Thursday, May 18, 2017

A Camera Can't Love

With each of my babies I've tried to do a little photo shoot sometime in their first few weeks. They're just so squishy and beautiful.

This time I felt a bit more confident going into it. I have, after all, wielded a camera for years and years and, while I certainly don't consider myself to be a professional photographer, I had had a cute little successful newborn shoot just months earlier with my sweet niece, Olivia. So when my own beautiful newborn came along I thought I'd be able to hammer out the session and come away with a few priceless pictures that captured her perfection.

But, it didn't happen that way. I tried one day and couldn't get her to sleep soundly enough. So I tried another day and couldn't get the lighting on her face just right. So I tried another day and didn't like the way the blankets crinkled in the background... and I got discouraged. And then the postpartum tears started. And, since they were postpartum tears, they didn't stop. (What IS it with those postpartum tears?!)

One day, after another failed attempt, I came away with weepy eyes and decided that it was time to stop reaching for that perfection I so desperately wanted. I knew I had plenty of 'good' photos, and I knew it was time to start embracing those.

So I picked that sweet little Eliza up after that last failed attempt and snuggled her close. I let the tears fall and gave myself over to the fact that I would just have to commit her beautiful face to memory.

It's been a while now since I captured these photos (I'm writing this post a whole year later), and looking back on them I'm surprised at how much of a failure I felt they were at the time. I still see the imperfections, of course. And I still don't quite know how to fix them. But they aren't nearly as bad as I remember them being.

Others around me tried to tell me. My mom, Brian... they said that they were good and that I could be proud of them. They said that Eliza looked as precious and adorable in the photos as she did in real life. But I couldn't see it. And I didn't believe them.

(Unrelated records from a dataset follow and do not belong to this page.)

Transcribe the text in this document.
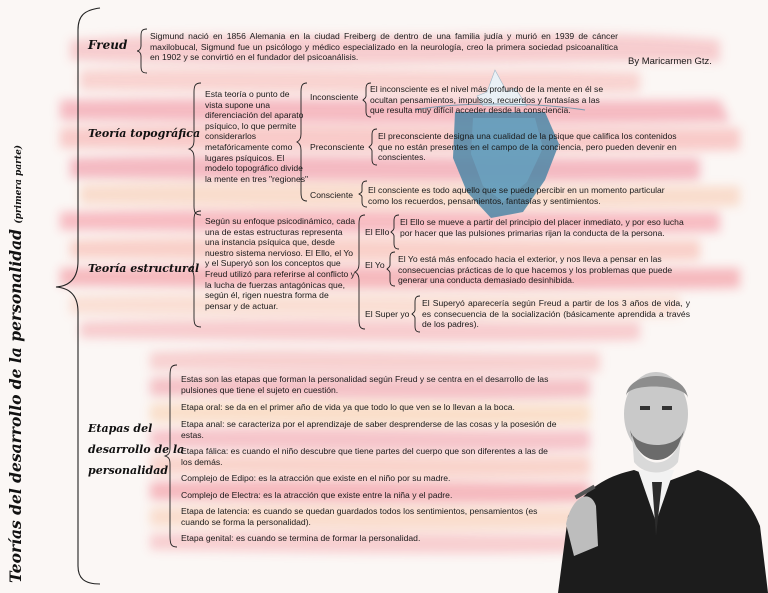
Teorías del desarrollo de la personalidad (primera parte)
By Maricarmen Gtz.
Freud
Sigmund nació en 1856 Alemania en la ciudad Freiberg de dentro de una familia judía y murió en 1939 de cáncer maxilobucal, Sigmund fue un psicólogo y médico especializado en la neurología, creo la primera sociedad psicoanalítica en 1902 y se convirtió en el fundador del psicoanálisis.
Teoría topográfica
Esta teoría o punto de vista supone una diferenciación del aparato psíquico, lo que permite considerarlos metafóricamente como lugares psíquicos. El modelo topográfico divide la mente en tres "regiones"
Inconsciente
El inconsciente es el nivel más profundo de la mente en él se ocultan pensamientos, impulsos, recuerdos y fantasías a las que resulta muy difícil acceder desde la consciencia.
Preconsciente
El preconsciente designa una cualidad de la psique que califica los contenidos que no están presentes en el campo de la conciencia, pero pueden devenir en conscientes.
Consciente El consciente es todo aquello que se puede percibir en un momento particular como los recuerdos, pensamientos, fantasías y sentimientos.
Teoría estructural
Según su enfoque psicodinámico, cada una de estas estructuras representa una instancia psíquica que, desde nuestro sistema nervioso. El Ello, el Yo y el Superyó son los conceptos que Freud utilizó para referirse al conflicto y la lucha de fuerzas antagónicas que, según él, rigen nuestra forma de pensar y de actuar.
El Ello
El Ello se mueve a partir del principio del placer inmediato, y por eso lucha por hacer que las pulsiones primarias rijan la conducta de la persona.
El Yo
El Yo está más enfocado hacia el exterior, y nos lleva a pensar en las consecuencias prácticas de lo que hacemos y los problemas que puede generar una conducta demasiado desinhibida.
El Super yo
El Superyó aparecería según Freud a partir de los 3 años de vida, y es consecuencia de la socialización (básicamente aprendida a través de los padres).
Etapas del
desarrollo de la
personalidad
Estas son las etapas que forman la personalidad según Freud y se centra en el desarrollo de las pulsiones que tiene el sujeto en cuestión.
Etapa oral: se da en el primer año de vida ya que todo lo que ven se lo llevan a la boca.
Etapa anal: se caracteriza por el aprendizaje de saber desprenderse de las cosas y la posesión de estas.
Etapa fálica: es cuando el niño descubre que tiene partes del cuerpo que son diferentes a las de los demás.
Complejo de Edipo: es la atracción que existe en el niño por su madre.
Complejo de Electra: es la atracción que existe entre la niña y el padre.
Etapa de latencia: es cuando se quedan guardados todos los sentimientos, pensamientos (es cuando se forma la personalidad).
Etapa genital: es cuando se termina de formar la personalidad.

To me there was something missing. Something... important. But I didn't know what it was, and I couldn't find it.

Today, looking back, I think I've found it. Not in the pictures, but in the memories. I knew even then that Eliza is probably my last baby... how do I capture that in a photo? The hours and hours spent through the dead of night loving her, nursing her, watching her... how do I capture that in a photo? Her eyes and lips that looked like my own, her nose and face that looked like the man that I love, and the feeling that that generates?... how do I capture that in a photo? The peace in our home, the love from her siblings, the warmth of her belly, the softness of her cheeks... how do I capture those in a photo?

I don't know.

I think I was too close to her to be able to feel satisfied in capturing her. There was too much depth to my feelings to be able to see it in any still frame shot. Because no matter how hard I try, a camera can never see a person the way a person sees a person because a camera can't love. Pictures can be powerful, so very powerful, but they have their limits.

And the depth of love between a mother and her child may be the deepest feeling of all.